Suddenly, issues like equal pay, domestic violence and female leadership came into sharper focus for me–as global and moral imperatives.
Even in a place like Iceland, where gender equality tops the charts, there are outrageous gaps in rights that eclipse the voice of the feminine.
These gaps were brought into stark relief by the speakers at a CSW evening celebration at the Manhattan Center. The Hammerstein Ballroom was packed–floor to ceiling–with representatives, dignitaries and delegates from NGOS around the world.
The beloved UN Secretary General, Ban Ki-moon, addressed the audience of 2,000, followed by UN Women Executive Director, Phumzile Mlambo-Ngcuka; and soon after, the President of Liberia, Ellen Johnson.
Former US Secretary of State, Hillary Clinton, then took the stage, crediting Johnson’s leadership for stemming the tide of the Ebola epidemic in her country, and then shared information from the Clinton Foundation initiative, Not There Yet—a data driven analysis of gender equality.
Clinton was followed by actress Meghan Markel, the UN Women’s Advocate for Women’s Leadership & Political Participation.
The statistics Meghan shared silenced the room:
At the current rate, the elimination of gender INequality will not be possible until 2095. And when it comes to women’s political participation and leadership – the percentage of female parliamentarians globally has only increased by 11% since 1995. 11 percent in 20 years.
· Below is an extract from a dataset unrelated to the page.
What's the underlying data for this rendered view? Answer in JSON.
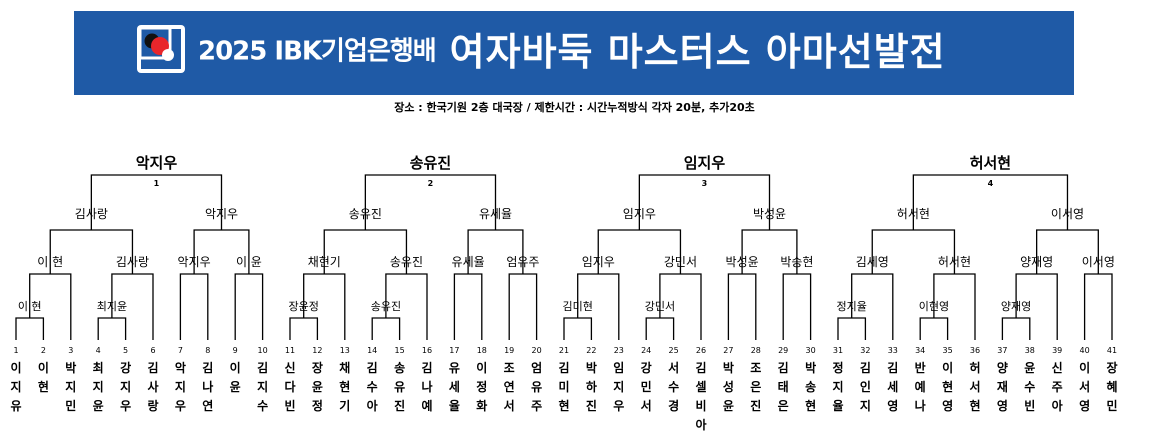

But it was Markel’s personal story of how she “accidentally” became a women’s advocate–at the age of 11–that revealed a deeper truth about gender inequality to me.
There in the balcony, I found myself inexplicably brought to tears when she shared a tagline from a nineties television commercial:
Women all over America are fighting greasy pots and pans.
Markel drove home a bias that was punctuated at CSW: Gender inequality is often dismissed as a cultural issue, while in fact it is form of deep discrimination.
“Women make up more than half of the world’s population and potential so it is neither just nor practical for their voices, for OUR voices, to go unheard at the highest levels of decision-making,” said Markel. “Women need a seat at the table, they need an invitation to be seated there, and in some cases, where this is not available, they need to create their own table.”
1100 organizations and 11,000 individuals participated in the 59th Commission on the Status of Women at the United Nations this month, on behalf of the 7+ billion women, men and children–around the world.